While opposition to captive lion breeding is growing, with 10 international campaigns, high-profile exposés, 18 petitions signed by 1.8 million people, and 42 airlines refusing to transport lion trophies, Creecy appears to be moving South Africa in the opposite direction.

Also well represented on the High-Level Panel, are the wildlife ranchers, with members from the Wildlife Ranching Association, Wildlife Ranches of South Africa, Wildlife Eco-tourism and Bio-Prospecting Association of South Africa, Empower Wildlife Ranching and the South African Agricultural Industry Association.
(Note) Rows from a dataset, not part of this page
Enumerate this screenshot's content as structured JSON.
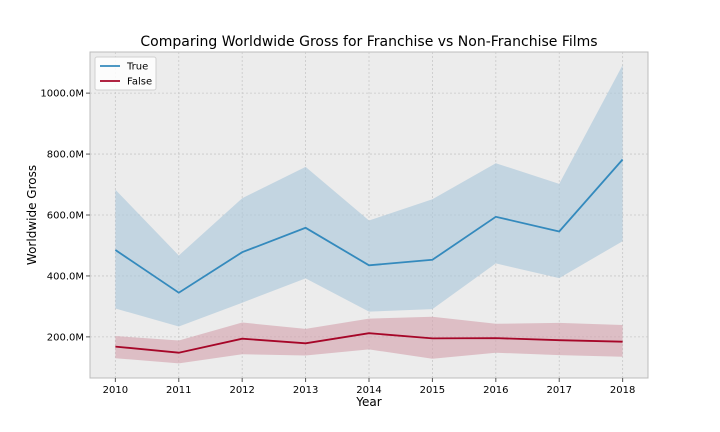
{
  "chart_data": {
    "type": "line",
    "title": "Comparing Worldwide Gross for Franchise vs Non-Franchise Films",
    "xlabel": "Year",
    "ylabel": "Worldwide Gross",
    "x": [
      2010,
      2011,
      2012,
      2013,
      2014,
      2015,
      2016,
      2017,
      2018
    ],
    "ylim": [
      65,
      1135
    ],
    "xlim": [
      2009.6,
      2018.4
    ],
    "yticks": [
      200,
      400,
      600,
      800,
      1000
    ],
    "ytick_labels": [
      "200.0M",
      "400.0M",
      "600.0M",
      "800.0M",
      "1000.0M"
    ],
    "xtick_labels": [
      "2010",
      "2011",
      "2012",
      "2013",
      "2014",
      "2015",
      "2016",
      "2017",
      "2018"
    ],
    "grid": true,
    "legend_position": "top-left",
    "series": [
      {
        "name": "True",
        "color": "#348abd",
        "band_color": "#a9c7da",
        "values": [
          485,
          345,
          478,
          558,
          435,
          453,
          594,
          546,
          782
        ],
        "lower": [
          293,
          234,
          312,
          392,
          283,
          291,
          441,
          393,
          514
        ],
        "upper": [
          683,
          467,
          655,
          758,
          582,
          652,
          770,
          702,
          1092
        ]
      },
      {
        "name": "False",
        "color": "#a60628",
        "band_color": "#d3a0ab",
        "values": [
          168,
          148,
          194,
          179,
          212,
          195,
          196,
          189,
          184
        ],
        "lower": [
          130,
          113,
          143,
          139,
          159,
          128,
          148,
          140,
          135
        ],
        "upper": [
          203,
          188,
          247,
          226,
          260,
          266,
          243,
          246,
          239
        ]
      }
    ]
  }
}
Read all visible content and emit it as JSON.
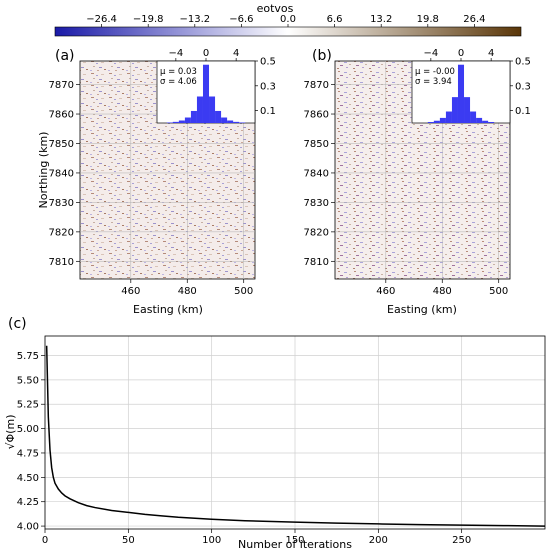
{
  "colorbar": {
    "label": "eotvos",
    "ticks": [
      "−26.4",
      "−19.8",
      "−13.2",
      "−6.6",
      "0.0",
      "6.6",
      "13.2",
      "19.8",
      "26.4"
    ],
    "tick_values": [
      -26.4,
      -19.8,
      -13.2,
      -6.6,
      0.0,
      6.6,
      13.2,
      19.8,
      26.4
    ],
    "range": [
      -33,
      33
    ],
    "colors": {
      "negative": "#1a1aa8",
      "zero": "#ffffff",
      "positive": "#5a3608"
    }
  },
  "panel_a": {
    "letter": "(a)",
    "xlabel": "Easting (km)",
    "ylabel": "Northing (km)",
    "xticks": [
      "460",
      "480",
      "500"
    ],
    "xtick_values": [
      460,
      480,
      500
    ],
    "yticks": [
      "7870",
      "7860",
      "7850",
      "7840",
      "7830",
      "7820",
      "7810"
    ],
    "ytick_values": [
      7870,
      7860,
      7850,
      7840,
      7830,
      7820,
      7810
    ],
    "xlim": [
      442,
      504
    ],
    "ylim": [
      7804,
      7878
    ],
    "inset": {
      "mu": "μ = 0.03",
      "sigma": "σ = 4.06",
      "xticks": [
        "−4",
        "0",
        "4"
      ],
      "xtick_values": [
        -4,
        0,
        4
      ],
      "yticks": [
        "0.5",
        "0.3",
        "0.1"
      ],
      "ytick_values": [
        0.5,
        0.3,
        0.1
      ],
      "xlim": [
        -6.5,
        6.5
      ],
      "ylim": [
        0,
        0.5
      ],
      "bar_color": "#3b3bf2"
    }
  },
  "panel_b": {
    "letter": "(b)",
    "xlabel": "Easting (km)",
    "xticks": [
      "460",
      "480",
      "500"
    ],
    "xtick_values": [
      460,
      480,
      500
    ],
    "yticks": [
      "7870",
      "7860",
      "7850",
      "7840",
      "7830",
      "7820",
      "7810"
    ],
    "ytick_values": [
      7870,
      7860,
      7850,
      7840,
      7830,
      7820,
      7810
    ],
    "xlim": [
      442,
      504
    ],
    "ylim": [
      7804,
      7878
    ],
    "inset": {
      "mu": "μ = -0.00",
      "sigma": "σ = 3.94",
      "xticks": [
        "−4",
        "0",
        "4"
      ],
      "xtick_values": [
        -4,
        0,
        4
      ],
      "yticks": [
        "0.5",
        "0.3",
        "0.1"
      ],
      "ytick_values": [
        0.5,
        0.3,
        0.1
      ],
      "xlim": [
        -6.5,
        6.5
      ],
      "ylim": [
        0,
        0.5
      ],
      "bar_color": "#3b3bf2"
    }
  },
  "chart_data": {
    "type": "line",
    "letter": "(c)",
    "xlabel": "Number of iterations",
    "ylabel": "√Φ(m)",
    "xlim": [
      0,
      300
    ],
    "ylim": [
      3.97,
      5.95
    ],
    "xticks": [
      "0",
      "50",
      "100",
      "150",
      "200",
      "250"
    ],
    "xtick_values": [
      0,
      50,
      100,
      150,
      200,
      250
    ],
    "yticks": [
      "5.75",
      "5.50",
      "5.25",
      "5.00",
      "4.75",
      "4.50",
      "4.25",
      "4.00"
    ],
    "ytick_values": [
      5.75,
      5.5,
      5.25,
      5.0,
      4.75,
      4.5,
      4.25,
      4.0
    ],
    "grid": true,
    "line_color": "#000000",
    "x": [
      1,
      2,
      3,
      4,
      5,
      6,
      8,
      10,
      12,
      15,
      20,
      25,
      30,
      40,
      50,
      60,
      70,
      80,
      100,
      120,
      150,
      175,
      200,
      225,
      250,
      275,
      300
    ],
    "y": [
      5.85,
      5.12,
      4.78,
      4.6,
      4.5,
      4.44,
      4.38,
      4.34,
      4.31,
      4.28,
      4.24,
      4.21,
      4.19,
      4.16,
      4.14,
      4.12,
      4.105,
      4.09,
      4.07,
      4.055,
      4.04,
      4.03,
      4.022,
      4.015,
      4.01,
      4.005,
      4.0
    ]
  }
}
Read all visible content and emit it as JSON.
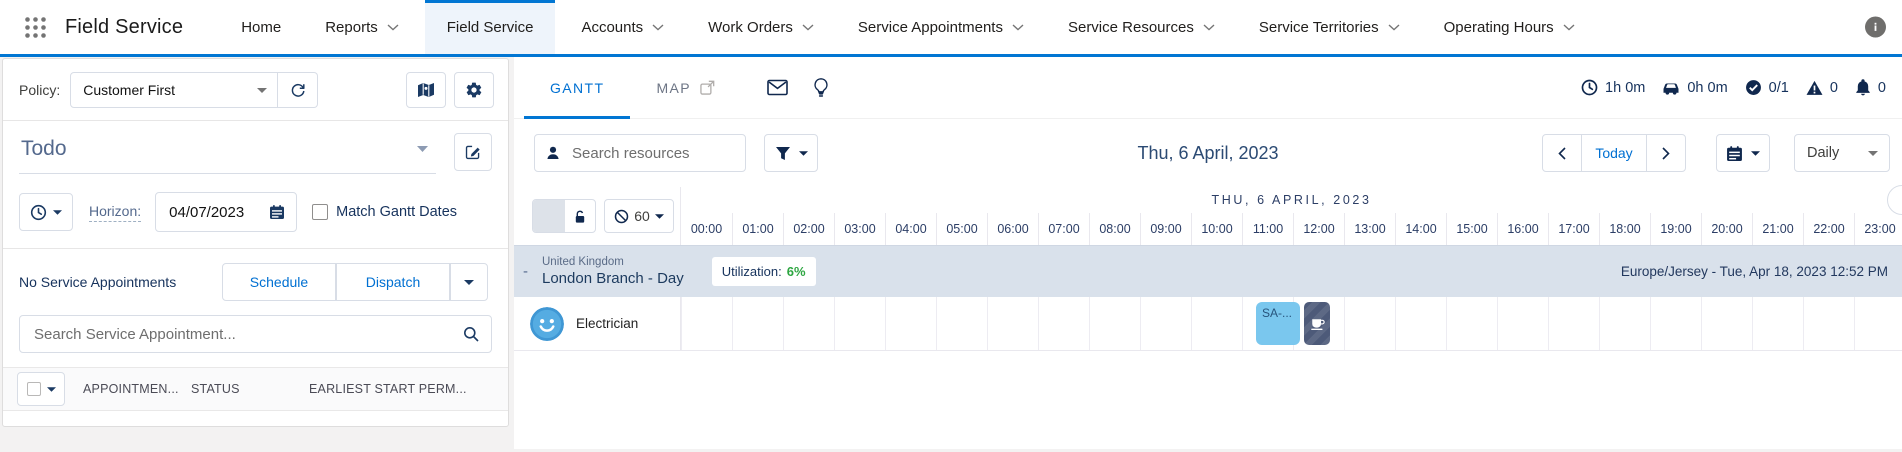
{
  "header": {
    "app_title": "Field Service",
    "nav": {
      "items": [
        {
          "label": "Home",
          "chevron": false,
          "active": false
        },
        {
          "label": "Reports",
          "chevron": true,
          "active": false
        },
        {
          "label": "Field Service",
          "chevron": false,
          "active": true
        },
        {
          "label": "Accounts",
          "chevron": true,
          "active": false
        },
        {
          "label": "Work Orders",
          "chevron": true,
          "active": false
        },
        {
          "label": "Service Appointments",
          "chevron": true,
          "active": false
        },
        {
          "label": "Service Resources",
          "chevron": true,
          "active": false
        },
        {
          "label": "Service Territories",
          "chevron": true,
          "active": false
        },
        {
          "label": "Operating Hours",
          "chevron": true,
          "active": false
        }
      ]
    }
  },
  "left_panel": {
    "policy": {
      "label": "Policy:",
      "value": "Customer First"
    },
    "list_filter": {
      "value": "Todo"
    },
    "horizon": {
      "label": "Horizon:",
      "date": "04/07/2023",
      "match_gantt_label": "Match Gantt Dates"
    },
    "appointments": {
      "empty_text": "No Service Appointments",
      "schedule_label": "Schedule",
      "dispatch_label": "Dispatch"
    },
    "search": {
      "placeholder": "Search Service Appointment..."
    },
    "table": {
      "headers": [
        "APPOINTMEN...",
        "STATUS",
        "EARLIEST START PERM..."
      ]
    }
  },
  "gantt_panel": {
    "tabs": {
      "gantt": "GANTT",
      "map": "MAP"
    },
    "stats": {
      "scheduled": "1h 0m",
      "travel": "0h 0m",
      "completed": "0/1",
      "violations": "0",
      "notifications": "0"
    },
    "toolbar": {
      "resource_search_placeholder": "Search resources",
      "date_title": "Thu, 6 April, 2023",
      "today_label": "Today",
      "view_mode": "Daily"
    },
    "timeline": {
      "zoom_minutes": "60",
      "date_header": "THU, 6 APRIL, 2023",
      "hours": [
        "00:00",
        "01:00",
        "02:00",
        "03:00",
        "04:00",
        "05:00",
        "06:00",
        "07:00",
        "08:00",
        "09:00",
        "10:00",
        "11:00",
        "12:00",
        "13:00",
        "14:00",
        "15:00",
        "16:00",
        "17:00",
        "18:00",
        "19:00",
        "20:00",
        "21:00",
        "22:00",
        "23:00"
      ],
      "territory": {
        "collapse_glyph": "-",
        "country": "United Kingdom",
        "name": "London Branch - Day",
        "utilization_label": "Utilization:",
        "utilization_value": "6%",
        "clock_info": "Europe/Jersey - Tue, Apr 18, 2023 12:52 PM"
      },
      "resource": {
        "name": "Electrician"
      },
      "appointment": {
        "label": "SA-..."
      }
    }
  },
  "icons": {
    "app_launcher": "grid-dots",
    "header_info": "info-circle",
    "policy_refresh": "refresh-arrow",
    "map_button": "map",
    "settings_button": "gear",
    "edit_filter": "pencil-square",
    "time_menu": "clock",
    "date_picker": "calendar",
    "appointment_search": "magnifier",
    "map_tab_external": "external-link",
    "email": "envelope",
    "insights": "lightbulb",
    "resource_search": "person",
    "resource_filter": "funnel",
    "stat_scheduled": "clock",
    "stat_travel": "car",
    "stat_completed": "check-circle",
    "stat_violations": "warning-triangle",
    "stat_notifications": "bell",
    "gantt_lock": "padlock-open",
    "gantt_zoom": "slash-circle",
    "break_block": "coffee-cup",
    "resource_avatar": "smiley-face"
  },
  "colors": {
    "accent": "#0176d3",
    "link_blue": "#0070d2",
    "navy": "#16325c",
    "utilization_green": "#2da641",
    "appointment_blue": "#7ac7ee",
    "break_navy": "#4d5a79",
    "territory_bg": "#d9e1eb",
    "avatar_blue": "#4ca6de"
  }
}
Since the Department of Agriculture unilaterally amended the Animal Improvement Act to reclassify 33 wild animals as livestock and is seeking to add 98 wild animals to the Meat Safety Act, it is clear that the ranching industry is trying to sequestrate wild animals from the purview of the Department of Environment, Forestry and Fisheries (DEFF), and NEMBA (National Environmental Biodiversity Management Act). This would allow for the breeding of wild animals for meat consumption and the breeding of scarce, higher value species and colour variants for hunting, with no conservation value.

Why would Creecy appoint a biased and financially vested panel, who are in direct opposition to a report commissioned by DEFF’s own scientific authority, to decide on matters of biodiversity and conservation?

The report found that intensive management and breeding poses risks to wild populations, including genetic, health, social, welfare and wider ecological risks. It concluded that: “Intensive management and selective breeding of game poses a number of risks to biodiversity at landscape, ecosystem and species levels, as well as to other sectors of the biodiversity economy of South Africa, and may compromise the current and future contribution of the wildlife industry to biodiversity conservation.”

The South African Hunters and Game Conservation Association opposes the “artificial and unnatural manipulation of wildlife to enhance or alter species … and the intentional breeding of indigenous wild animals in intensive or highly altered semi-intensive production systems for purely commercial purposes”.

PHASA are also against the deliberate breeding of hybrids, but being neither independent nor objective, will they stick to their principles or will they roll over in exchange for securing their own interests?

All of these industries run against each other in fundamental ways. The tourism industry wants visitors to experience the culture and wildlife of South Africa. The hunting industry agrees, but wants to offer the option for hunters to indulge their blood lust. The breeders will produce animals with specific characteristics for hunters. The agricultural industry will domesticate, farm, inoculate and medicate wild animals for human consumption without concern for their welfare.

With not a single mention of community needs or upliftment in its Terms of Reference, it is even clearer who this panel is intended to serve. The High-Level Panel is not creating an all-inclusive wildlife economy, it is giving a free hand to those with a vested financial interest to take even more. DM

Charan Saunders is a Chartered Accountant and Conservationist advocating sustainable solutions. Views expressed are not necessarily those of GroundUp or DM.